The Carringbush Hotel enters liquidation with just 63 cents in the bank
A popular pub has collapsed owing $1.2 million.
Before its collapse, the 135-year-old The Carringbush Hotel said it would need to charge $20 for a beer to survive.
The pub was shuttered in June this year but still fell into liquidation.
A leaked creditor note from insolvency firm CJG Advisory found The Carringbush Hotel had outstanding debts worth $1.28 million and just 63c left in the bank at the time it went into liquidation.
The report was filed with the Australian Securities and Investments Commission (ASIC). It showed $1.17 million was owed to unsecured creditors with $411,000 outstanding to the Australian Taxation Office. Secured creditors were owed $21,000, while preferential creditors had outstanding debt of $83,000.
Any return to creditors is unlikely.
Carringbush Hotel owners put its demise down to trading losses, poor economic conditions and Covid-19.
Liquidator Matthew Gollant wrote in his report: “Following its inception, the company incurred significant expenses improving the premises to an appropriate trading condition, however was only able to trade for approximately 12 months prior to trading restrictions being placed on the business due to the Covid-19 pandemic.

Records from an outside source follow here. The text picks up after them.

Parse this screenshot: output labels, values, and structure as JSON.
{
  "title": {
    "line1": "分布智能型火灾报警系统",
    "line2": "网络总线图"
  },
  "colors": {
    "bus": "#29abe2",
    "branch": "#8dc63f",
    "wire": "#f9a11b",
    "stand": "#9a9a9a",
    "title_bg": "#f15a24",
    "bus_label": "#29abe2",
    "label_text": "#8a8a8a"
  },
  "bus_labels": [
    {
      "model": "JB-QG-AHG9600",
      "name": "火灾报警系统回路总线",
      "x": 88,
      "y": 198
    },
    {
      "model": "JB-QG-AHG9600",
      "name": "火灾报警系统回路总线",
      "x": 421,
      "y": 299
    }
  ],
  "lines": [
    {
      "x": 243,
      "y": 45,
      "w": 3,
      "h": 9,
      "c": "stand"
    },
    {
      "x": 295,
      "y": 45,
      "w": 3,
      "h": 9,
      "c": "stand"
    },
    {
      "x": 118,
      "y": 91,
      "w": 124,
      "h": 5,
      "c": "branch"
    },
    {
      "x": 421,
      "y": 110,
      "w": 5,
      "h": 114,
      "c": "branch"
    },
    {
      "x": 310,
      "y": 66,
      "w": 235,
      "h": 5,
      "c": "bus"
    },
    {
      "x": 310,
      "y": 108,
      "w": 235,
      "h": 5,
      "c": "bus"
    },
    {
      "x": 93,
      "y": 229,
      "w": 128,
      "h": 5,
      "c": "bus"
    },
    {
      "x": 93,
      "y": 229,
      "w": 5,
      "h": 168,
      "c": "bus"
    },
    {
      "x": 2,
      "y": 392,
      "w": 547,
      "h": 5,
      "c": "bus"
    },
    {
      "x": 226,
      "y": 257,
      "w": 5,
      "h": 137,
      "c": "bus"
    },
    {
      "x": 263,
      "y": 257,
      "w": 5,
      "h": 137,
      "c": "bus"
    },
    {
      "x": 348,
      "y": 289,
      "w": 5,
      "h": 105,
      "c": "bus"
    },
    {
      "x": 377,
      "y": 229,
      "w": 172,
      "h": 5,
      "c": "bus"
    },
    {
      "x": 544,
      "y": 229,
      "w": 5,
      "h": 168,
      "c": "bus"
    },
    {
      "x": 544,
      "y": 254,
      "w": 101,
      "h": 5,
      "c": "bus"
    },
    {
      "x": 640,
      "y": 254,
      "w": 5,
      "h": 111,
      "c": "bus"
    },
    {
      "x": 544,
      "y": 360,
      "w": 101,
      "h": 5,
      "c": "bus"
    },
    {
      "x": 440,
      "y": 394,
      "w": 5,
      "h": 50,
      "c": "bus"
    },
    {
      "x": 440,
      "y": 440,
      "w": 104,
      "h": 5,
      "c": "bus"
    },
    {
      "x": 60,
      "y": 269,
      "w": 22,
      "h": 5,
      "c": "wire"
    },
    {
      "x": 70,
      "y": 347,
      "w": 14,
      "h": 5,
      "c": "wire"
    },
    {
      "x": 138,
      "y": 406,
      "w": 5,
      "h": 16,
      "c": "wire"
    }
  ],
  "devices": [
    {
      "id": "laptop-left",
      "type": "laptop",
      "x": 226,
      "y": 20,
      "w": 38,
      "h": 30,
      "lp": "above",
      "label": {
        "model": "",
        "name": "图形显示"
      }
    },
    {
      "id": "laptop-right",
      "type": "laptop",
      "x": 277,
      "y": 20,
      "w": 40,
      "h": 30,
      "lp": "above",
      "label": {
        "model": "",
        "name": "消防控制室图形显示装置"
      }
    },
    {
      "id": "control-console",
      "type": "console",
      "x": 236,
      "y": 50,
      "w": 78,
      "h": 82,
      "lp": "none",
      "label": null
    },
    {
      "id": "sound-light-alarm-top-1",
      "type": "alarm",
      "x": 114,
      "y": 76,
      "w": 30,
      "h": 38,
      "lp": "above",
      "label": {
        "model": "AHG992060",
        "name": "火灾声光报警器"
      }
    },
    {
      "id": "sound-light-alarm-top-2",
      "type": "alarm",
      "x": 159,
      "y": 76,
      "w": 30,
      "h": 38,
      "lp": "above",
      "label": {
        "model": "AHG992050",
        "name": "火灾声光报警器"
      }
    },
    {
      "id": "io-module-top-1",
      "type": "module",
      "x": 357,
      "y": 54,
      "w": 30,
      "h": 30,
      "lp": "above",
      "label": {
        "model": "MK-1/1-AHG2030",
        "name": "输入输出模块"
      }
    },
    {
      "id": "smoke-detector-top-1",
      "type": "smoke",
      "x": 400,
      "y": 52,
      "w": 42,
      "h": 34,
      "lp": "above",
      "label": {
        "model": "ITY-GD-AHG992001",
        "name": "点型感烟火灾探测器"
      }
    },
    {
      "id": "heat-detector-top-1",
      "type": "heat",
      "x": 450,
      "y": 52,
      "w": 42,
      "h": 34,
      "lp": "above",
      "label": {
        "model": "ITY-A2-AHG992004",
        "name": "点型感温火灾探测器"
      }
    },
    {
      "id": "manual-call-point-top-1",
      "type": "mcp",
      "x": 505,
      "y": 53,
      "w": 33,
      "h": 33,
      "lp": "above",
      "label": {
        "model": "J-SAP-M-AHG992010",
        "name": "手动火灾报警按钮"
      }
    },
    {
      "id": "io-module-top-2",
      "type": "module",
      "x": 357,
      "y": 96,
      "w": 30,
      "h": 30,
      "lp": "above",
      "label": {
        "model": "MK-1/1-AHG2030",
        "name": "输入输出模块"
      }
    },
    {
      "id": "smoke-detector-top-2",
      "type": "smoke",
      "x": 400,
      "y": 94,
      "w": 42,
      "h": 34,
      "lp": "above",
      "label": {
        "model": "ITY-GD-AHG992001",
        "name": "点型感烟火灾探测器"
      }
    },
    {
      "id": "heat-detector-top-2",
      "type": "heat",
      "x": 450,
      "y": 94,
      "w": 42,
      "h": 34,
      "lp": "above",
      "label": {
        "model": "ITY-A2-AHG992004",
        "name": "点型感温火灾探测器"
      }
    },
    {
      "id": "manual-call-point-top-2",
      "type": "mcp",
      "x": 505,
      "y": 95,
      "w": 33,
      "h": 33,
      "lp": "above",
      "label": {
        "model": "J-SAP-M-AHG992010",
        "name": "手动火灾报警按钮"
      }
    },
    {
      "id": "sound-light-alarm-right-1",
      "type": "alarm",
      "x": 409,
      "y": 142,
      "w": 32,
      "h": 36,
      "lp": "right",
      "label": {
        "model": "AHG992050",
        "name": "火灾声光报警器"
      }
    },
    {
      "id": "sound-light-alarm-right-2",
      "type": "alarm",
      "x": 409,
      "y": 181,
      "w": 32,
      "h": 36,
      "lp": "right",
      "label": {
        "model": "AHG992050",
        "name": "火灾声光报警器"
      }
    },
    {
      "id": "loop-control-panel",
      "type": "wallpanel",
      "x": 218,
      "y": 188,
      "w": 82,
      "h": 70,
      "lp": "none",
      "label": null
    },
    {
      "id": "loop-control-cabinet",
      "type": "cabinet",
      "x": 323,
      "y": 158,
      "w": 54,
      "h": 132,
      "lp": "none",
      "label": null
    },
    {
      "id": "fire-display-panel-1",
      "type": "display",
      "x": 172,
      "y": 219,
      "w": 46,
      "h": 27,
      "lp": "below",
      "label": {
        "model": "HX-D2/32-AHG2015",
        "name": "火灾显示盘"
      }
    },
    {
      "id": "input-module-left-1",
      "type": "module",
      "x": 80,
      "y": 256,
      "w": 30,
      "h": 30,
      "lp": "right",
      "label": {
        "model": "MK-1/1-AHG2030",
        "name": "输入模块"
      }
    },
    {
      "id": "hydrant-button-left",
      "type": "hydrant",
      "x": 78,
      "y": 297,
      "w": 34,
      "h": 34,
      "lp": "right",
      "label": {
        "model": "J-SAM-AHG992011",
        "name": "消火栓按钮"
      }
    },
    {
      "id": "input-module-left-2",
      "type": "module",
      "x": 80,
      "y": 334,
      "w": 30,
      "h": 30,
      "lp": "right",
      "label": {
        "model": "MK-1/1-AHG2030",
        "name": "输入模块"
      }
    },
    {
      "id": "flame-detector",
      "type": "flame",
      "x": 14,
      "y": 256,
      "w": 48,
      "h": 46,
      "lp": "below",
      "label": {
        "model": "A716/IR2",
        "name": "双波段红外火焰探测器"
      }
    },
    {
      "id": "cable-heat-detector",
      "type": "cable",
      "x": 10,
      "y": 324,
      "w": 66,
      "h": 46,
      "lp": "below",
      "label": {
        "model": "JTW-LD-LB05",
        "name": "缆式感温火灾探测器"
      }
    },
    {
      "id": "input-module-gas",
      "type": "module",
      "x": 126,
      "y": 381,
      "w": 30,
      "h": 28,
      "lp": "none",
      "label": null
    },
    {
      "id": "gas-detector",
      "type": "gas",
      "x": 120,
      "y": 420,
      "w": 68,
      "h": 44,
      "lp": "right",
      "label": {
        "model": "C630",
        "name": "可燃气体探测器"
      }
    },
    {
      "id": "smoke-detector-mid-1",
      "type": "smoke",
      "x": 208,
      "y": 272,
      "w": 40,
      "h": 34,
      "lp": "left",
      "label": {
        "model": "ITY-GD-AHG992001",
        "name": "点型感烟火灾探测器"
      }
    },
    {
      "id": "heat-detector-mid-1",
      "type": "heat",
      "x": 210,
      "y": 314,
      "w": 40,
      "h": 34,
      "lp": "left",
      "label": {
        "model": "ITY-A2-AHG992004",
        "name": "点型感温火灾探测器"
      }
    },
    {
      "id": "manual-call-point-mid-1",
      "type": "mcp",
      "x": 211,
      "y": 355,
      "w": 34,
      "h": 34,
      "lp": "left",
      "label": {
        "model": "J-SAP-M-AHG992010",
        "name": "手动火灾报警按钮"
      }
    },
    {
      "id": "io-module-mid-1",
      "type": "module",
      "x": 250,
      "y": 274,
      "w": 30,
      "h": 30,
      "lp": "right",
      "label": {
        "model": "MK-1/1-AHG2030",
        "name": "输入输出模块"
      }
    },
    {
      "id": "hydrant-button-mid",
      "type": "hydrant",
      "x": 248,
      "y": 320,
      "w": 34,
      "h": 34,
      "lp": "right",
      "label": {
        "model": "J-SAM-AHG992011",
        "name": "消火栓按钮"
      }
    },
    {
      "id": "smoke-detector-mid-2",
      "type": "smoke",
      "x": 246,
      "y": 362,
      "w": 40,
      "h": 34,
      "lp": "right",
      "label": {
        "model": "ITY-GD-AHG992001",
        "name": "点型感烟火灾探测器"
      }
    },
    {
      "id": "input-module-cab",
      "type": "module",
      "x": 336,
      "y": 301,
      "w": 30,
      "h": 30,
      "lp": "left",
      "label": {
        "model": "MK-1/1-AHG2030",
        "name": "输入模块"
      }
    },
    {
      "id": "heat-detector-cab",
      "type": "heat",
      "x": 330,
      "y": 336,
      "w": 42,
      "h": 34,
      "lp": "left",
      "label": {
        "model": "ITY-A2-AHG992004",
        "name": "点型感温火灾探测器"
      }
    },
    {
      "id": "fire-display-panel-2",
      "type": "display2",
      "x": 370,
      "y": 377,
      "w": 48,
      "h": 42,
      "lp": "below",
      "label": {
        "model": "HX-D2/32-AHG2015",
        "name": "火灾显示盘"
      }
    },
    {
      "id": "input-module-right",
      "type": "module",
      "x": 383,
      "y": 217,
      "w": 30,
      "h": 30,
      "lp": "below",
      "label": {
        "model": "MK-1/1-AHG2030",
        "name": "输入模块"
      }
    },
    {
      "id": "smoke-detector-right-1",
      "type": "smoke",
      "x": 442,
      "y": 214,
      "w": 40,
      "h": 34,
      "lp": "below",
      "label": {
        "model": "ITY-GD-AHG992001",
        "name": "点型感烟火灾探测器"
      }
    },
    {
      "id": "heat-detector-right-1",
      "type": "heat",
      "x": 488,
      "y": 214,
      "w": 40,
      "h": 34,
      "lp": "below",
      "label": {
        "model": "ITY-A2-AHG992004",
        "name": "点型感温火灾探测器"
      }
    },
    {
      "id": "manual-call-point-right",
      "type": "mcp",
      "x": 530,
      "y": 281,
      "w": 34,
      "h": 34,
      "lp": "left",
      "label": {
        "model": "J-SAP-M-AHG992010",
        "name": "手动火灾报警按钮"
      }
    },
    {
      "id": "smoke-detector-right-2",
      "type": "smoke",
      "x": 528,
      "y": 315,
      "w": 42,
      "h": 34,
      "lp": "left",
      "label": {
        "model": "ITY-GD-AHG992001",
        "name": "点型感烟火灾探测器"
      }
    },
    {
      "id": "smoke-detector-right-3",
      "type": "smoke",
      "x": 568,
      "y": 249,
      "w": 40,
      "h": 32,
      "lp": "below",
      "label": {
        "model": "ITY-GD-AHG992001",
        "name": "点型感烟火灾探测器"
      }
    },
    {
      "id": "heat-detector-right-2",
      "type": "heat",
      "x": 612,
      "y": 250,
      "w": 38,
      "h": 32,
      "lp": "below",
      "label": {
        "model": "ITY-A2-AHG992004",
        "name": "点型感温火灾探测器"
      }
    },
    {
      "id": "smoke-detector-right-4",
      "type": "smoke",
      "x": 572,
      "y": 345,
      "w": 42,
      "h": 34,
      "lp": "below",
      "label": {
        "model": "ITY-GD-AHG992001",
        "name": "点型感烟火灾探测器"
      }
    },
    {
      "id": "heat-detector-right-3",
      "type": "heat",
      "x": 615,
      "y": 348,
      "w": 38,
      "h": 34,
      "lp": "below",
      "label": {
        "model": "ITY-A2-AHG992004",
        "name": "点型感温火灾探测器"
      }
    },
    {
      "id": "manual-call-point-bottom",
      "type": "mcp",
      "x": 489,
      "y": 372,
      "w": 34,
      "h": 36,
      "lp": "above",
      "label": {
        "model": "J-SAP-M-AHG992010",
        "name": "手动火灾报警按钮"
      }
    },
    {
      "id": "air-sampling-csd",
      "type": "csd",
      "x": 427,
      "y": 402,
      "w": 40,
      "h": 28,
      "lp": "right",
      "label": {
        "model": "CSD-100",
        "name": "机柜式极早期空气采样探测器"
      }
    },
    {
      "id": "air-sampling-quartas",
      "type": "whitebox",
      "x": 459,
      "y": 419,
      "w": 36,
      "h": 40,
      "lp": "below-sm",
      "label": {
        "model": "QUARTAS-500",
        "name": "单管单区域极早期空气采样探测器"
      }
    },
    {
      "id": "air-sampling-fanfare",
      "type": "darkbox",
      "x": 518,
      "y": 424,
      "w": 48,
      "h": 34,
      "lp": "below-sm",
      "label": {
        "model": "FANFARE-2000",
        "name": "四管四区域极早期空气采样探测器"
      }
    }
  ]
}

“Following the pandemic, a number of disputes between the company and the landlord of the premises resulted in various VCAT cases being brought against the company. Facing the rising costs for supplies, the directors formed the view that the business may be unprofitable and took steps to wind up the company.”
Between July 2021 and to June 2023, The Carringbush Hotel made a loss of $460,000. Prior to that between July 2019 and June 2021 it made a profit of $384,000.
The Carringbush Hotel operators had also been locked in a bitter legal dispute with the landlords.
According to the liquidator, the landlord said the property was damaged and a $40,000 debt was outstanding.
The landlord is interested in purchasing the pub and its name.